By Keith Idec

Jarrell Miller took close looks at footage of Bogdan Dinu’s fights posted on YouTube and his upcoming opponent’s record.

He isn’t impressed.

Not with Dinu’s aggression against pedestrian opposition. Not with his unblemished record (18-0, 14 KOs). And not with the unbeaten Romanian’s eight-fight knockout streak.

“He’s never been in there with any guy close to what I bring to the table,” Miller told BoxingScene.com. “He has a good record, but the guys that he’s fought weren’t so great. You know, he’s ranked up there in the division. The main thing is just getting in there and doing what I’ve gotta do. I don’t care about what he’s done or what he’s gonna do. I’m gonna impose my will and get him out of there.”

His 12-round heavyweight fight against Dinu on Saturday night will mark Miller’s second fight in just six weeks. His second-round knockout of faded contender Tomasz Adamek (53-6, 31 KOs) on October 6 in Chicago allowed for an unusually quick return.

The 30-year-old Miller (22-0-1, 19 KOs) is thankful for the work, but their DAZN main event at Kansas Star Arena in Mulvane, Kansas, won’t be the title fight Miller expected. The WBA hasn’t stripped Manuel Charr of its world heavyweight title, thus it can’t sanction Miller-Dinu as a fight for that championship (https://www.boxingscene.com/wba-strip-charr-miller-dinu-unlikely-title-fight--133710).
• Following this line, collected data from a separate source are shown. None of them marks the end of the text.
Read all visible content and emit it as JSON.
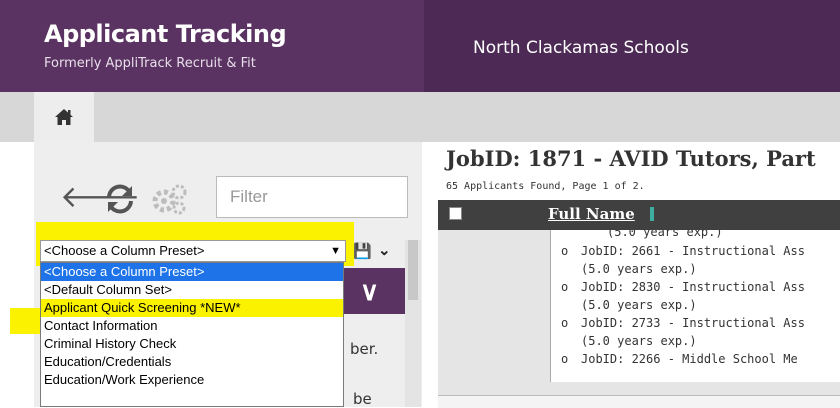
{
  "header": {
    "app_title": "Applicant Tracking",
    "app_subtitle": "Formerly AppliTrack Recruit & Fit",
    "org_name": "North Clackamas Schools"
  },
  "colors": {
    "header_purple": "#5a3362",
    "highlight_yellow": "#fbf200",
    "selected_blue": "#1e73e8",
    "grid_header": "#404040"
  },
  "nav": {
    "home_icon": "home-icon"
  },
  "toolbar": {
    "icons": [
      "back-arrow-icon",
      "refresh-icon",
      "gears-icon"
    ],
    "filter_placeholder": "Filter"
  },
  "preset": {
    "selected": "<Choose a Column Preset>",
    "options": [
      "<Choose a Column Preset>",
      "<Default Column Set>",
      "Applicant Quick Screening *NEW*",
      "Contact Information",
      "Criminal History Check",
      "Education/Credentials",
      "Education/Work Experience"
    ]
  },
  "background_text": {
    "fragment_1": "ber.",
    "fragment_2": "be"
  },
  "main": {
    "title": "JobID: 1871 - AVID Tutors, Part",
    "count": "65 Applicants Found, Page 1 of 2.",
    "column_header": "Full Name",
    "jobs": [
      "(5.0 years exp.)",
      "JobID: 2661 - Instructional Ass",
      "(5.0 years exp.)",
      "JobID: 2830 - Instructional Ass",
      "(5.0 years exp.)",
      "JobID: 2733 - Instructional Ass",
      "(5.0 years exp.)",
      "JobID: 2266 - Middle School Me"
    ]
  }
}
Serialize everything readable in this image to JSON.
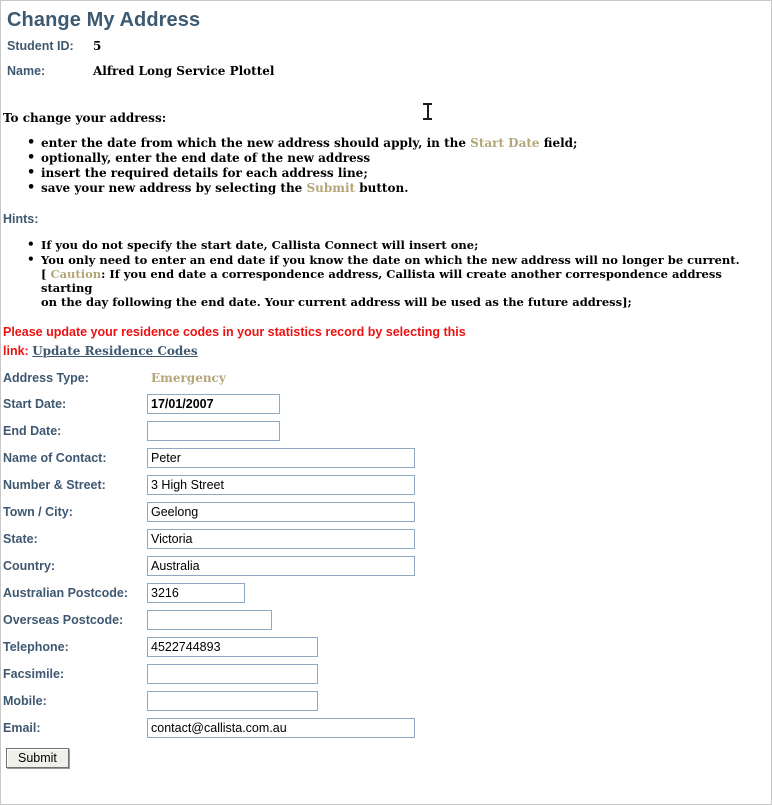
{
  "header": {
    "title": "Change My Address",
    "student_id_label": "Student ID:",
    "student_id_value": "5",
    "name_label": "Name:",
    "name_value": "Alfred Long Service Plottel"
  },
  "instructions": {
    "intro": "To change your address:",
    "items": [
      {
        "pre": "enter the date from which the new address should apply, in the ",
        "highlight": "Start Date",
        "post": " field;"
      },
      {
        "pre": "optionally, enter the end date of the new address",
        "highlight": "",
        "post": ""
      },
      {
        "pre": "insert the required details for each address line;",
        "highlight": "",
        "post": ""
      },
      {
        "pre": "save your new address by selecting the ",
        "highlight": "Submit",
        "post": " button."
      }
    ]
  },
  "hints": {
    "title": "Hints:",
    "item1": "If you do not specify the start date, Callista Connect will insert one;",
    "item2_line1": "You only need to enter an end date if you know the date on which the new address will no longer be current.",
    "item2_bracket_open": "[ ",
    "item2_caution": "Caution",
    "item2_line2": ": If you end date a correspondence address, Callista will create another correspondence address starting",
    "item2_line3": "on the day following the end date. Your current address will be used as the future address];"
  },
  "notice": {
    "line1": "Please update your residence codes in your statistics record by selecting this",
    "line2_prefix": "link:",
    "link_text": "Update Residence Codes"
  },
  "form": {
    "address_type": {
      "label": "Address Type:",
      "value": "Emergency"
    },
    "fields": [
      {
        "label": "Start Date:",
        "value": "17/01/2007",
        "placeholder": ""
      },
      {
        "label": "End Date:",
        "value": "",
        "placeholder": ""
      },
      {
        "label": "Name of Contact:",
        "value": "Peter",
        "placeholder": ""
      },
      {
        "label": "Number & Street:",
        "value": "3 High Street",
        "placeholder": ""
      },
      {
        "label": "Town / City:",
        "value": "Geelong",
        "placeholder": ""
      },
      {
        "label": "State:",
        "value": "Victoria",
        "placeholder": ""
      },
      {
        "label": "Country:",
        "value": "Australia",
        "placeholder": ""
      },
      {
        "label": "Australian Postcode:",
        "value": "3216",
        "placeholder": ""
      },
      {
        "label": "Overseas Postcode:",
        "value": "",
        "placeholder": ""
      },
      {
        "label": "Telephone:",
        "value": "4522744893",
        "placeholder": ""
      },
      {
        "label": "Facsimile:",
        "value": "",
        "placeholder": ""
      },
      {
        "label": "Mobile:",
        "value": "",
        "placeholder": ""
      },
      {
        "label": "Email:",
        "value": "contact@callista.com.au",
        "placeholder": ""
      }
    ],
    "submit_label": "Submit"
  },
  "colors": {
    "title": "#3d5a70",
    "label": "#3f5871",
    "accent_tan": "#b5a678",
    "alert_red": "#ee1111",
    "input_border": "#8fa9c4"
  }
}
In Dinu, Miller will encounter a 6-feet-5, 240-pound opponent confident following his experiences as a sparring partner for unbeaten IBF/IBO/WBA/WBO champion Anthony Joshua (22-0, 21 KOs). Brooklyn’s Miller promised to beat that belief out of a 32-year-old opponent who’ll fight a ranked heavyweight for the first time in his 10 years as a pro.
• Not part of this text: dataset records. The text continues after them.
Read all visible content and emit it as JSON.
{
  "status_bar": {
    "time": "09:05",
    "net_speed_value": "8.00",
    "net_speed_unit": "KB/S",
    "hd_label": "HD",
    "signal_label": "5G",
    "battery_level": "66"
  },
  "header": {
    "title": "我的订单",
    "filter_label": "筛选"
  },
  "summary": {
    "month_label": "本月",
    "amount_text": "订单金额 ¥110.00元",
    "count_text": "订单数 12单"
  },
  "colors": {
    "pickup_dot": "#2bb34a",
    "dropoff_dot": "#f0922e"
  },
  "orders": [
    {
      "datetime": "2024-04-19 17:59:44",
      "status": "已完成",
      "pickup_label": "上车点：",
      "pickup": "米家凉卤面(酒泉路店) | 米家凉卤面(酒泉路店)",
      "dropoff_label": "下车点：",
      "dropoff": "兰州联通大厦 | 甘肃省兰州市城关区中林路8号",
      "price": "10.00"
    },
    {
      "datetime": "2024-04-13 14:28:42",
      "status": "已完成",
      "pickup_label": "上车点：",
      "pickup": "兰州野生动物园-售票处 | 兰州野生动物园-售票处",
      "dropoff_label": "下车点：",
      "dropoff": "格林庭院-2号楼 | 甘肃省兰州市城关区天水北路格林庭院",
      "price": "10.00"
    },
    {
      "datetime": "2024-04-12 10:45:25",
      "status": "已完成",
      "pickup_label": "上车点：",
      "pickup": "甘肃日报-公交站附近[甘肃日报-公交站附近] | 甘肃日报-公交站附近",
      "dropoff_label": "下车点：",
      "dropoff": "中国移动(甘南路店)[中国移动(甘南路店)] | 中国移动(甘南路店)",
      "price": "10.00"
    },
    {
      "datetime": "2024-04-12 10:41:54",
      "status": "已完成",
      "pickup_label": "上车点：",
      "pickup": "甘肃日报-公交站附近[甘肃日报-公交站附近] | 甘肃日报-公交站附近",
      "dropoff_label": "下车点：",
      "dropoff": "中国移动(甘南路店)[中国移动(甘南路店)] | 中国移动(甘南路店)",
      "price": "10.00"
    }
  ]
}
“He tries to be aggressive with guys that are trying to survive,” Miller said. “A lot of the guys he’s fought were survivors. So he’s really aggressive in a lot of his fights that I’ve seen. But he’s never fought anybody that really wanted to be the aggressor in the fight. It looks like he’s a little bit taller than me, about like a quarter of an inch, really light, not a heavy puncher. But the thing is that when you fight somebody that comes forward and throws punches, and throws bombs and punches like my damn self, it’s a whole different fight. I’ve not really seen him back up in a fight. His thing is about coming forward. Nobody backs up ‘Big Baby’ – period.

“Everybody I’ve hurt tried to move against me. Gerald Washington was gonna bring the fight to me, and that wasn’t gonna happen. By the end of the first round, he was running for his life. Mariusz Wach, tall guy, tried to use the jab to bother me, running for his life. We had Johann Duhaupas, beat him up for 12 rounds. Couldn’t move away, couldn’t get away from me, beat him up. We had Tomasz Adamek, who had some of the best footwork and could move and do all this and all that, and you seen how that fight went. Like I said before, pressure busts pipes, and you can run but for so long. You’ve gotta sit there and fight.”